Llegó la enfermedad. 34 días pasaron desde nuestra huída hasta que sus ojos dejaron de mirarme, sus manos de tocarme, su boca de hablarme. Se fue como era: fuerte, valiente y atrapándome con sus ojos. Yo llevaba su fruto, nuestro fruto de amor en mis entrañas.
Volví a mi casa, junto a mis hermanos y a mi padre. En contra de lo que pensé, la alegría de mi padre fue mayor que su ira. Nunca me preguntó dónde había estado y jamás lo había contado hasta ahora. 

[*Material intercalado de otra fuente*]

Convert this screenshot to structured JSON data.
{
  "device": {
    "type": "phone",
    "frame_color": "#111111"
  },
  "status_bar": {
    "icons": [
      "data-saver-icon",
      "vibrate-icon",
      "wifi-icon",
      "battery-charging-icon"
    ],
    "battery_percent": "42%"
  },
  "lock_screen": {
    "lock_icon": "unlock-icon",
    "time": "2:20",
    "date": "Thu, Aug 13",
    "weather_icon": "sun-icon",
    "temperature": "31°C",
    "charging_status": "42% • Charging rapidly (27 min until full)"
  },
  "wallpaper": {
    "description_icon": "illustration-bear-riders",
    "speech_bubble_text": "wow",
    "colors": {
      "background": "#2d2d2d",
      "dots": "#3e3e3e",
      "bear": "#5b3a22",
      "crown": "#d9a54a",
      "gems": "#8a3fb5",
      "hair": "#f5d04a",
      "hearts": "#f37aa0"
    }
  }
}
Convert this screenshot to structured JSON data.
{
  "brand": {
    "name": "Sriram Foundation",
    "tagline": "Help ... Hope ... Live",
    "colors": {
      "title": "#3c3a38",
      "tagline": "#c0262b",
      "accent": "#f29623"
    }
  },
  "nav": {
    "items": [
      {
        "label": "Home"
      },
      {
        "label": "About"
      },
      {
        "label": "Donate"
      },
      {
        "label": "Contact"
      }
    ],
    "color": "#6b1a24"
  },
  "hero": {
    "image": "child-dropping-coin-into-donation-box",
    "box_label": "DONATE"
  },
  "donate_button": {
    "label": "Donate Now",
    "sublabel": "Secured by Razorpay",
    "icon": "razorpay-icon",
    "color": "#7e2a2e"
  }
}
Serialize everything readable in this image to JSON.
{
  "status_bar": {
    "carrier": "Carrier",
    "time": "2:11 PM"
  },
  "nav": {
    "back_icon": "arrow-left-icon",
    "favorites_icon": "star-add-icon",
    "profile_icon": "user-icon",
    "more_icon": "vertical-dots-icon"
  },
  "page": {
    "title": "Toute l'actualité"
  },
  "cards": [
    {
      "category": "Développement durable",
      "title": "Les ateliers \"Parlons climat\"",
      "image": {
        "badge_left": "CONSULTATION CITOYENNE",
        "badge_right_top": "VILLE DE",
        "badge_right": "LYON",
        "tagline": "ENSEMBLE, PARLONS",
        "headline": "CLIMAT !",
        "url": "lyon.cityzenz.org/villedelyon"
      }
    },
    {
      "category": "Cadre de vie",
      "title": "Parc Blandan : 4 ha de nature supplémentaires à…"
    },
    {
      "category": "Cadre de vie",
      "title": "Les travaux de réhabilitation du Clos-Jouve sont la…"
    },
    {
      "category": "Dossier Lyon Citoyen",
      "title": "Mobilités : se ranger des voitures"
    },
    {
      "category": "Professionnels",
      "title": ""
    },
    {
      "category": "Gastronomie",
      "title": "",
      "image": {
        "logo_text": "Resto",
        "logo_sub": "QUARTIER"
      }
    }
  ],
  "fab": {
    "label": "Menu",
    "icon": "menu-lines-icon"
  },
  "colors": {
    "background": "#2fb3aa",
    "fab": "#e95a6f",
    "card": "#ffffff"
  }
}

Apenas dos semanas después mis segundas nupcias fueron celebradas y pasé a convertirme en la esposa del padre de tus hermanos. Hernando es un hombre bueno al que siempre he respetado y apreciado. Nuestra vida juntos ha sido feliz. Cuando apenas 8 meses después de casarnos naciste nadie imaginó que nuestra preciosa niña, de la que estábamos y estamos tan orgullosos fuese hija de Íñigo, un criollo.

Tu padre era mi alma gemela, me entendía completamente, como ningún otro ser humano.
Hija mía, perdóname. Sé que deberá habérselo contado antes, pero el miedo siempre me atenazó y este es el momento adecuado, ya no tengo nada que perder ni excusas que poner. Mi última petición es su silencio.

Recuerda siempre que el amor rompe barreras y supera todo. Una vez alguien me dijo: ama, ama mucho porque amar a un semejante es mirar el rostro de Dios.
Suya siempre,
Clara Dulce Montoya de Jáuregui.

Finalmente había acabado de escribir mi legado, mi historia y la historia de Íñigo, una historia de amar a un semejante.
Me tumbé delicadamente y cerré los ojos para descansar. El cansancio me aplastaba como un losa y me hundí, me hundí en el silencio. Estaba en un pozo oscuro, intenté llamar a Irene, decirle que tiene que darle la carta a Cristina. Pera yo no podía, estaba inmóvil y, de repente, dejé de sentir el dolor. Se iluminó todo y ya no estaba esclavizada, ya era libre. 

Me estaba esperando en nuestro hogar eterno.